Jamison Brosseau and JR Larson
Curated by Fran Holstrom
Feb 1-23, 2013
In Warrior Dash curator Fran Holstrom pairs the paintings and sculptures of Jamison Brosseau and JR Larson, a cohesive combination that raises questions about just what primitivism is and what it means to be an academically trained artist working with such references in the twenty first century.
Brosseau’s clunky paintings pack irregular geometric forms tightly against one another, leaving a brush’s width between every wobbly “L” shape and bulbous triangle. Each is an inventory of sorts, organizing form with cramped, artless economy (think of tools hanging from pegboard). Color is applied straightforwardly with intentionally casual brushstrokes, the drab neutrals of black and off-white backgrounds showing through transparent magentas, yellows, and carmines. The lack of conventional balance in form and color is the appeal of this work, the edges of each painting acting as firm boundaries beyond which no colored block may pass. Yellow Christmas Spider stands apart from his working methods elsewhere, the geometric forms combining into a thick, abstracted hydra.
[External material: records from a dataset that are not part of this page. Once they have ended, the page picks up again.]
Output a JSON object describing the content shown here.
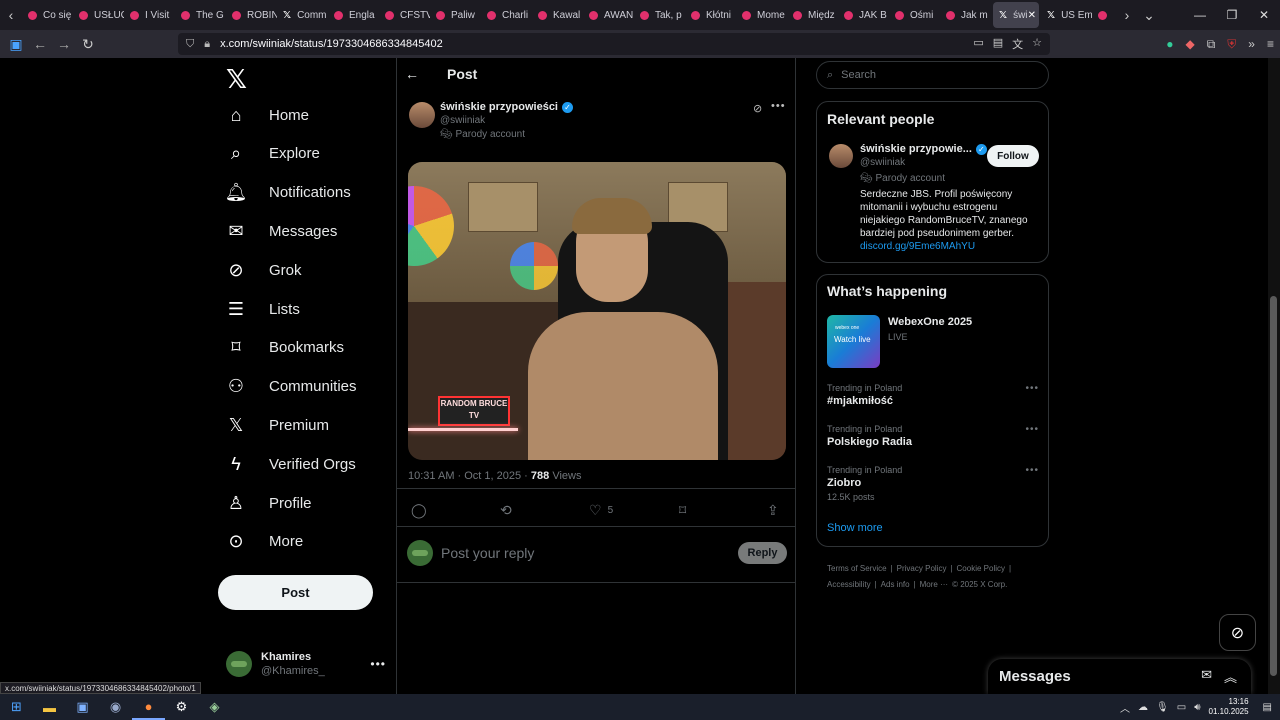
{
  "browser": {
    "tabs": [
      {
        "label": "Co się",
        "icon": "youtube-icon"
      },
      {
        "label": "USŁUG",
        "icon": "youtube-icon"
      },
      {
        "label": "I Visit",
        "icon": "youtube-icon"
      },
      {
        "label": "The G",
        "icon": "youtube-icon"
      },
      {
        "label": "ROBIN",
        "icon": "youtube-icon"
      },
      {
        "label": "Comm",
        "icon": "x-icon"
      },
      {
        "label": "Engla",
        "icon": "youtube-icon"
      },
      {
        "label": "CFSTV",
        "icon": "youtube-icon"
      },
      {
        "label": "Paliw",
        "icon": "youtube-icon"
      },
      {
        "label": "Charli",
        "icon": "youtube-icon"
      },
      {
        "label": "Kawal",
        "icon": "youtube-icon"
      },
      {
        "label": "AWAN",
        "icon": "youtube-icon"
      },
      {
        "label": "Tak, p",
        "icon": "youtube-icon"
      },
      {
        "label": "Kłótni",
        "icon": "youtube-icon"
      },
      {
        "label": "Mome",
        "icon": "youtube-icon"
      },
      {
        "label": "Międz",
        "icon": "youtube-icon"
      },
      {
        "label": "JAK B",
        "icon": "youtube-icon"
      },
      {
        "label": "Ośmi",
        "icon": "youtube-icon"
      },
      {
        "label": "Jak m",
        "icon": "youtube-icon"
      }
    ],
    "active_tab": "świ",
    "tab_after": "US Em",
    "url": "x.com/swiiniak/status/1973304686334845402",
    "status_link": "x.com/swiiniak/status/1973304686334845402/photo/1"
  },
  "nav": {
    "items": [
      {
        "label": "Home",
        "icon": "home-icon"
      },
      {
        "label": "Explore",
        "icon": "search-icon"
      },
      {
        "label": "Notifications",
        "icon": "bell-icon"
      },
      {
        "label": "Messages",
        "icon": "mail-icon"
      },
      {
        "label": "Grok",
        "icon": "grok-icon"
      },
      {
        "label": "Lists",
        "icon": "list-icon"
      },
      {
        "label": "Bookmarks",
        "icon": "bookmark-icon"
      },
      {
        "label": "Communities",
        "icon": "people-icon"
      },
      {
        "label": "Premium",
        "icon": "x-icon"
      },
      {
        "label": "Verified Orgs",
        "icon": "lightning-icon"
      },
      {
        "label": "Profile",
        "icon": "person-icon"
      },
      {
        "label": "More",
        "icon": "more-circle-icon"
      }
    ],
    "post_button": "Post",
    "account": {
      "name": "Khamires",
      "handle": "@Khamires_"
    }
  },
  "post": {
    "header_title": "Post",
    "author_name": "świńskie przypowieści",
    "author_handle": "@swiiniak",
    "parody_label": "Parody account",
    "image_sign": "RANDOM BRUCE TV",
    "time": "10:31 AM · Oct 1, 2025 · ",
    "views_count": "788",
    "views_label": " Views",
    "like_count": "5",
    "reply_placeholder": "Post your reply",
    "reply_button": "Reply"
  },
  "search": {
    "placeholder": "Search"
  },
  "relevant": {
    "title": "Relevant people",
    "name": "świńskie przypowie...",
    "handle": "@swiiniak",
    "parody": "Parody account",
    "follow": "Follow",
    "bio": "Serdeczne JBS. Profil poświęcony mitomanii i wybuchu estrogenu niejakiego RandomBruceTV, znanego bardziej pod pseudonimem gerber.",
    "link": "discord.gg/9Eme6MAhYU"
  },
  "happening": {
    "title": "What’s happening",
    "event_brand": "webex one",
    "event_badge": "Watch live",
    "event_title": "WebexOne 2025",
    "event_status": "LIVE",
    "trends": [
      {
        "context": "Trending in Poland",
        "title": "#mjakmiłość",
        "count": ""
      },
      {
        "context": "Trending in Poland",
        "title": "Polskiego Radia",
        "count": ""
      },
      {
        "context": "Trending in Poland",
        "title": "Ziobro",
        "count": "12.5K posts"
      }
    ],
    "show_more": "Show more"
  },
  "footer": {
    "links": [
      "Terms of Service",
      "|",
      "Privacy Policy",
      "|",
      "Cookie Policy",
      "|",
      "Accessibility",
      "|",
      "Ads info",
      "|",
      "More ···",
      "© 2025 X Corp."
    ]
  },
  "messages_dock": {
    "title": "Messages"
  },
  "taskbar": {
    "time": "13:16",
    "date": "01.10.2025"
  }
}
In contrast to Brosseau’s chunky abstraction, JR Larson’s sculptures and pierced paintings are quiet but tense. Materials such as intestine, wood, caning, and calcium pull, bend, and sag like ambiguous artifacts from a scrambled museum of Native American art and artifacts. Double Bow has the folksy specificity of a hunting bow; Oculus could be the neglected ceremonial mask of a giant. In the two painted works, bone-like needles pierce the surface of canvases striped with earth tones reminiscent of Pueblo and Hopi patterns.
Together the two artists’ works are complements in temperament, with Brosseau’s heavy vigor in appealing opposition to Larson’s quiet tension. Yet the two have much in common in the historical references that inform their work, which lay outside of the traditional Western concerns of form, balance, and ingenuity-in-technique. Since Gauguin’s trip to Tahiti (and probably before), artists in the Western cannon have deliberately rebelled against these concerns, looking to primitive (in the language of the 19th century) cultures for more direct expressions of the human body and spirituality.
The appropriation of indigenous and prehistoric cultural forms by western artists, much criticized in post-colonial theory, has become so enmeshed with the history of western art that artists rarely acknowledge its outside influence, because it has been on the inside for so long. The current echoes of primitivism are as much the progeny of contemporary artists such as AR Penck and Don Van Vliet, as they are from the handicraft and pattern of traditional cultures. In Brosseau’s and Larson’s practices, this may point to the dilemma of their working methods. Their potential pitfall is the self-consciousness, not disingenuousness, of knowing all too well the historical rebellions of western art against its own canon while still trying to get a piece of authentic wildness, too.
Jacob Feige is an artist and teacher. His work has recently been shown at Chambers FA, Beijing, Movement, UK, and Jolie Laide, Philadelphia.